Many areas within Florida's Orange County contain secondary outfalls that discharge into landlocked lakes. The county has no easement agreement or right of way (ROW) for these outfalls, which historically conveyed floodwater from upstream areas where most of the stormwater system predates stormwater regulations, and has no stormwater facilities.
These secondary drainage systems are vital to the proper functioning of the internal stormwater system. Most of the upstream areas have undergone extensive development with newer stormwater facilities. However, considerably higher runoff coefficient, peak timing of runoff, and volume of discharge degrade the integrity of these earthen outfalls. Many systems cannot be properly maintained due to the lack of easement agreements or ROWs. In addition, the unwillingness of property owners to donate easements, county budget constraints, newer regulations, treatment philosophies, and lakefront owners' expectations all impact flood mitigation solutions and timeliness of retrofits.
A typical example of a secondary system with such general constraints is the Anderson Road Outfall Ditch, located near the intersection of Anderson and Conway Gardens Roads. The ditch runs south from Anderson Road to Lake Anderson. The landlocked lake outfalls to Lake Conway through a pump station. The outfall ditch was eroding near the lake, and the degradation was moving upstream. What was once a small ditch is a now ditch with a drop exceeding 6 feet in some areas, with vertical sides because of the flow and erosion.
The negative aspect of this erosion was that the sediment eroding from the ditch's banks accumulated into Lake Anderson, forming a sandbar at the mouth of the ditch. And this erosion moved northward with every heavy storm and would eventually have reached Anderson Road, resulting in catastrophic roadway washout.
In order to rectify the sedimentation build-up caused by the erosion of the Anderson Road outfall ditch and to prevent the collapse of Anderson Road, Orange County's Road & Drainage (R&D) Division hired a consultant to study available options.
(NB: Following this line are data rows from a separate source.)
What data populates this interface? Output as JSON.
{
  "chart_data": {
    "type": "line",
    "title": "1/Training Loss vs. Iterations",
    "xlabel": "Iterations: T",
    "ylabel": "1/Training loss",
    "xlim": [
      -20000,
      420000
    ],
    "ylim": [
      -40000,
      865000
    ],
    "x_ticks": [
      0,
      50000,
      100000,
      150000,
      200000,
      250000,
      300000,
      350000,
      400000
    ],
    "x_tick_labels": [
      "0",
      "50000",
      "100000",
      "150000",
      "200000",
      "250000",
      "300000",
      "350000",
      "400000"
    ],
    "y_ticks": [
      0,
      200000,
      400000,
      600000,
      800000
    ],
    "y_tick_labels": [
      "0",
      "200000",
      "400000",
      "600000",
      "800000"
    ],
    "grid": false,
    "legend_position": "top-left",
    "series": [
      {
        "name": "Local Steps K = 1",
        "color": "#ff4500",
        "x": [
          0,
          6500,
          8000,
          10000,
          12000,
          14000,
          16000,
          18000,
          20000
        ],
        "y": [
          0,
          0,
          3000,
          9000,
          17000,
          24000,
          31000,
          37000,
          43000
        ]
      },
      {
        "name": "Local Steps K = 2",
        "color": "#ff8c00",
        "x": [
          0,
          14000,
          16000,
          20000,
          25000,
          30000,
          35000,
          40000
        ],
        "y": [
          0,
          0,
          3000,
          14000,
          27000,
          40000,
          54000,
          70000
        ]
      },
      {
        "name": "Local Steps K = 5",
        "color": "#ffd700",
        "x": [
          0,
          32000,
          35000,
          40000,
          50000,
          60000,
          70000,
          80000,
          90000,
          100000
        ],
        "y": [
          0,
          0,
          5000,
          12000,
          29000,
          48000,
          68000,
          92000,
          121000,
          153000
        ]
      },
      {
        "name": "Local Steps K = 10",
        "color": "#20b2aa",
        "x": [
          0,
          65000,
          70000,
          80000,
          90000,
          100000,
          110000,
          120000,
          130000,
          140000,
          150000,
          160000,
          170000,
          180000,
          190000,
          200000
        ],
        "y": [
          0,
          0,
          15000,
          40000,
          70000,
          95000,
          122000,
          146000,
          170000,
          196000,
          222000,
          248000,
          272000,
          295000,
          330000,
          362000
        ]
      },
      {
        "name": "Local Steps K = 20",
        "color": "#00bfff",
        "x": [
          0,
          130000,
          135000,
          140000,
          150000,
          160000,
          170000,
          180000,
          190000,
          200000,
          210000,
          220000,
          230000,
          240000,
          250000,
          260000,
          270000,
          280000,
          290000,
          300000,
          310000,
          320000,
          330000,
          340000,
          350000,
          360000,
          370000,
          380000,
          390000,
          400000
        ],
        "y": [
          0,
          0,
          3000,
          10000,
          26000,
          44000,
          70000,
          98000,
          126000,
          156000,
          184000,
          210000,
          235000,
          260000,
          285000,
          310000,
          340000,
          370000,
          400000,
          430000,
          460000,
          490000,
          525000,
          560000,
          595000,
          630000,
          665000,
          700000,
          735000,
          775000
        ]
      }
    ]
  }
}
Public safety was top priority, but the costs/benefits of the ditch, its constructability, the probable effect on sedimentation, and the project's environmental impact were all taken into consideration.
The consultant recommended an alternative: re-route the untreated water to a retention pond across from the intersection of Anderson Road and the north end of the Anderson Road Outfall Ditch. The floodwater would then outfall to Lake Anderson through a 72-inch pipe, which would replace the existing 500-foot earthen ditch. This approach would:
The suggested proposal would hinge on the owner donating an easement, which encompassed the ditch located on his property. The owner of the private property—where more than 90% of the ditch flowed—decided not to donate the easement to the county after many months of negotiating for the easement acquisition, so the piping alternative was abandoned.
Subsequently, the Orange County Environmental Protection Division (EPD) became involved in the project because EPD had been working with the homeowners' association to improve the water quality by reducing the pollution loading from the upstream areas into Lake Anderson. Based on the concerns encountered, the R&D Division and EPD met and decided that it would be in the interest of the community to construct a retention pond, in lieu of enclosing the existing ditch. The retention pond would reduce the nutrient loading and treat the water prior to it entering Lake Anderson.
Because of the proposed lake water quality improvements and the potential safety risks posed by the ditch undercutting and reaching the road, the EPD determined that the best approach would be to purchase the 3.9-acre property where the ditch currently flowed. The consultant then designed a pond to fit in the site that could closely meet the current St. Johns River Water Management District regulations.
The pond was designed as a 25-year, 24-hour wet detention pond that provided a permanent pool with a residence time of 14½ days. The proposed pond provided ½ inch of water quality volume and reduced the existing nutrient loading rates to the lake by 50%. The existing ditch would be filled and the upstream flow would be diverted to the retention pond, where a control structure would regulate the runoff flow to Lake Anderson.
The project was bid and awarded to the lowest bidder. Construction began in May 2005 and was successfully competed the end of August 2005. The total cost of the project, including the design, plan preparation, land purchase, and construction was $922,320.
On the whole, this project was beneficial for everyone involved because it enabled reduction of pollution loading to the lake, mitigated undercutting and stability of the bank, curtailed upstream flooding, and provided the necessary safety and health improvements and ecosystem preservation.
— Budhu is manager and Bermudez is engineer II with the Orange County, Fla., Roads & Drainage Division.